Surely, the financial illiteracy of the Age is captured in the above excerpt. The idea that machines will replace people is the worst kind of Luddite thinking. And the idea that this replacement – which won't happen – can be ameliorated by endless government money printing is just ignorant. We commented on some of this in a previous article, "Rise of the Job Scarcity Meme." Our analysis was based on a Fiscal Times article entitled, "The Rise of Robots – and Decline of Jobs – Is Here."

Here's how the Fiscal Times began its article:

Last night, 60 Minutes aired an interesting report on the rise of robots in the workforce – a subject we've covered extensively. What they concluded was the robots we're seeing aren't necessarily the R2-D2's and Short Circuits of science fiction – the ones that become so self-aware that they challenge our authority, or in the worst-case scenarios (think Will Smith's I, Robot or 2001 A Space Odyssey), stage a coup and take over.

… They're taking our jobs. Lots of them – and it's already begun … The percentage of Americans with jobs is at a 20-year low, according to the 60 Minutes report, and the largest, most influential companies that in the old days would have hired many thousands of employees, simply don't need as many people.

In 1979, for example, General Motors employed 853,000 worldwide. Today, Apple, Amazon, Facebook and Google have something close to $1 trillion in market capitalization. But together, they employ fewer than 150,000 people– less than the number of new entrants into the American workforce every month.

… Alan Blinder, an economist at Princeton, has been talking about how productivity increases in the economy are no longer transmitted to workers in the form of wages. Nowadays when we see productivity increases, [the financial benefit] ends up at the top; it goes to the CEO, to the shareholders, but workers don't get any of it. It's hard to have more prosperity under this system because as workers start to lose jobs and see lower wages, they can't participate in the economy as consumers.

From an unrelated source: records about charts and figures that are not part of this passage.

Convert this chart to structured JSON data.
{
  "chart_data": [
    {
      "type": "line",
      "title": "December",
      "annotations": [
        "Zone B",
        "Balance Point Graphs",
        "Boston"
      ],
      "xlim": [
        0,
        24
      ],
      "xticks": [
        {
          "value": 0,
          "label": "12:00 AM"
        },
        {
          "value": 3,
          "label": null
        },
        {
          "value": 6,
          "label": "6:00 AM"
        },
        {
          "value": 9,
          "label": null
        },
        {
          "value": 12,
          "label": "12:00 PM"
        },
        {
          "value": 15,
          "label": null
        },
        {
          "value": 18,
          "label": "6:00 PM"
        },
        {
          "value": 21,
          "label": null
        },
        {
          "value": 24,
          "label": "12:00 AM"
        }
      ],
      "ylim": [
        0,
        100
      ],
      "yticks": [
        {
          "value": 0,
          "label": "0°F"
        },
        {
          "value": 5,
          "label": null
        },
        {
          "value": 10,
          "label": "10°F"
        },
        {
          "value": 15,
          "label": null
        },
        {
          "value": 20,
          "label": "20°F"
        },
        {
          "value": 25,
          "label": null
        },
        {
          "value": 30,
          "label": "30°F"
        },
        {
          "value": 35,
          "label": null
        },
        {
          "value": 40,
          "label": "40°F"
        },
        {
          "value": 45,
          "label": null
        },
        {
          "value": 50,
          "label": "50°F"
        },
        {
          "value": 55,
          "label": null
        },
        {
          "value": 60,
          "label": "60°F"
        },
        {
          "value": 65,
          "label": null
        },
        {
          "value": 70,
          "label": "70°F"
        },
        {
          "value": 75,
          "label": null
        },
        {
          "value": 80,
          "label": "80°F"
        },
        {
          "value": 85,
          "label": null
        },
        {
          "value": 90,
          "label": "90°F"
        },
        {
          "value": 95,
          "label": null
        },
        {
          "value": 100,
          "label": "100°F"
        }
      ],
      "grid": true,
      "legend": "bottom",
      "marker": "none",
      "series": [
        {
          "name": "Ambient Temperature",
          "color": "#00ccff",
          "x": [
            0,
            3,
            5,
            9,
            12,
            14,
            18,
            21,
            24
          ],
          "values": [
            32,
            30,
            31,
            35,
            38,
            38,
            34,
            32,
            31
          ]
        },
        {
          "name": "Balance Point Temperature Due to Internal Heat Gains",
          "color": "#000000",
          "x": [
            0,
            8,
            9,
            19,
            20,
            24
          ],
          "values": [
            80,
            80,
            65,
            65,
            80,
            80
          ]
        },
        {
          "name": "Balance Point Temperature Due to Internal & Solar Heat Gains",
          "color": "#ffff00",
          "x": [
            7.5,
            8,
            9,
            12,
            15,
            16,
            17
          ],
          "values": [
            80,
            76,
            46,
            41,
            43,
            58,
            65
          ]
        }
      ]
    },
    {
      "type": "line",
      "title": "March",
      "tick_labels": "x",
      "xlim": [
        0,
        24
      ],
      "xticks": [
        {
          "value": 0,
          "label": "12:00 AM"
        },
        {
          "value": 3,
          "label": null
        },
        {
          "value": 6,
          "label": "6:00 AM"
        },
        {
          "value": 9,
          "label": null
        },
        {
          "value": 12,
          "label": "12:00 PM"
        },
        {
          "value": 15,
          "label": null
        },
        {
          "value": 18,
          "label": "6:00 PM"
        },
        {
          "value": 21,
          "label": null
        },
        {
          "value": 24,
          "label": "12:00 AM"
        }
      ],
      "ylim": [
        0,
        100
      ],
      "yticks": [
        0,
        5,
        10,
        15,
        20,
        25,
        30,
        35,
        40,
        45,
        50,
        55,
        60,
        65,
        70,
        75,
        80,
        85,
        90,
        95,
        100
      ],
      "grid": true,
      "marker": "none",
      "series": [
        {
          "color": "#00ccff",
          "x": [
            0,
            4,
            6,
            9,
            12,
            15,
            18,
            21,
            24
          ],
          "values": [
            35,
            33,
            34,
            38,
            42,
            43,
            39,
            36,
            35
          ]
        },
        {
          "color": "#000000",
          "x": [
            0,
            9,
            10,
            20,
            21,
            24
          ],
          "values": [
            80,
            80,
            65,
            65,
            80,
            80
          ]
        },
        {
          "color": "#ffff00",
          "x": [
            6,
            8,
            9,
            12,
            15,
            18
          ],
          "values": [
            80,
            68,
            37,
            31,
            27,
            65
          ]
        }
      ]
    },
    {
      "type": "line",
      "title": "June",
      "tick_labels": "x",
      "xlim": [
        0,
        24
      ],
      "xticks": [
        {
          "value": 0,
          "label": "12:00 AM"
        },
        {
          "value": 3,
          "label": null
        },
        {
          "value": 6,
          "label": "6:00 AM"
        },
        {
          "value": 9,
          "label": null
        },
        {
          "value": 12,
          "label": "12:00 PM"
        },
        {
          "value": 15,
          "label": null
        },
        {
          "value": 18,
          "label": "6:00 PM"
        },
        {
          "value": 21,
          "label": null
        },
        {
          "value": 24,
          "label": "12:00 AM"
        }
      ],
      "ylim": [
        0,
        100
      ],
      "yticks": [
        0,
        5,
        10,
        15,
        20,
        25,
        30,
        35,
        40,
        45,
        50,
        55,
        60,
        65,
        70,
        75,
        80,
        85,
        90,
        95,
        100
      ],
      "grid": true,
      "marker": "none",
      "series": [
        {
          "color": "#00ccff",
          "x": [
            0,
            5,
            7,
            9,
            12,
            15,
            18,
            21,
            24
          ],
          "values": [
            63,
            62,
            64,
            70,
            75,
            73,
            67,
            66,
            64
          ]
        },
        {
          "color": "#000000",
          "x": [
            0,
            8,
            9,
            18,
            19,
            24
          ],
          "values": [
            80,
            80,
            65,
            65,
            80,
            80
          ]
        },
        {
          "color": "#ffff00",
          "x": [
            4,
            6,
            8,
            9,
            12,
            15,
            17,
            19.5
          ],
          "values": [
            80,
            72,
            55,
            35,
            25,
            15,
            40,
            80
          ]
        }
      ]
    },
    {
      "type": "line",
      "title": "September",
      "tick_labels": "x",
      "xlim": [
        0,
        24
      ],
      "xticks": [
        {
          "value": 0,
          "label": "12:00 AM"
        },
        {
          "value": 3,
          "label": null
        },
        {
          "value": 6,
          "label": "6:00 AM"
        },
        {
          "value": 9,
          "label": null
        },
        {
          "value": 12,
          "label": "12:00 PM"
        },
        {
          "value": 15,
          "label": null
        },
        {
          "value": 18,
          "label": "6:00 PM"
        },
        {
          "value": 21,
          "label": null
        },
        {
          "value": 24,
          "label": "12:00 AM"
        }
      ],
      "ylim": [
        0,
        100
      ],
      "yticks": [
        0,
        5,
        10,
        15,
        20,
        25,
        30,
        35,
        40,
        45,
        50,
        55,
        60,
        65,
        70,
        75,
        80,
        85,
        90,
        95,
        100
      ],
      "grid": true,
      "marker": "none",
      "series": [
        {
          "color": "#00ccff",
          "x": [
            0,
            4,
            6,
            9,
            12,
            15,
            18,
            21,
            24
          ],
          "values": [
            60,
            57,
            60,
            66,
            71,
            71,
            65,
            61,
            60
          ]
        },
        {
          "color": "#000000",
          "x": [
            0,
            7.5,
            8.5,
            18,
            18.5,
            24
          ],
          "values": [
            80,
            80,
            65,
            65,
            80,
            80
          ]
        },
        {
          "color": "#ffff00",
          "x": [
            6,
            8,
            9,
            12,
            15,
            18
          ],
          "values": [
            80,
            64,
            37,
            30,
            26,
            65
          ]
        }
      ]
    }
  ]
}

Our conclusion refuted much of this: "[It] … is the rankest kind of nonsense. For one thing … people may gain more free time … If you don't accept this argument, and it is not a mainstream Austrian one, then certainly there is the argument that increased efficiency creates increased wealth … If industry is more efficient then more developments will provide more jobs with ever higher degrees of sophistication. Even if robots will have to be created to support these new developments, there will be plenty of employment."

We also pointed out that the main job destroyer is the modern, monopoly system that saps employment via monetary inflation and subsequent busts … "Don't be fooled. The market works. Robots won't steal your job. The Industrial Revolution didn't, either."

It is always the same: The problem is the marketplace; the solution is government … in this case, the "universal basic income," a program that will make privacy invasions of the graduated income tax look puny indeed.

We wrote about the universal basic income here:

Profoundly Immoral, Increasingly Popular, the 'Unconditional Basic Income' Becomes a Meme

We don't anticipate that these memes will subside any time soon. The rush is on to create further internationalism and Luddism will be recycled to justify yet another government program, this one the most pernicious and invasive of all.

No … there is only one way to solve the problems of the Modern Age: Educate yourself about market economics and take human action to make yourself, your family and your community as independent as possible.

After Thoughts

Don't be frightened by the fearmongers. Don't be misled by the sophists. These are difficult times, but we compound them with financial illiteracy.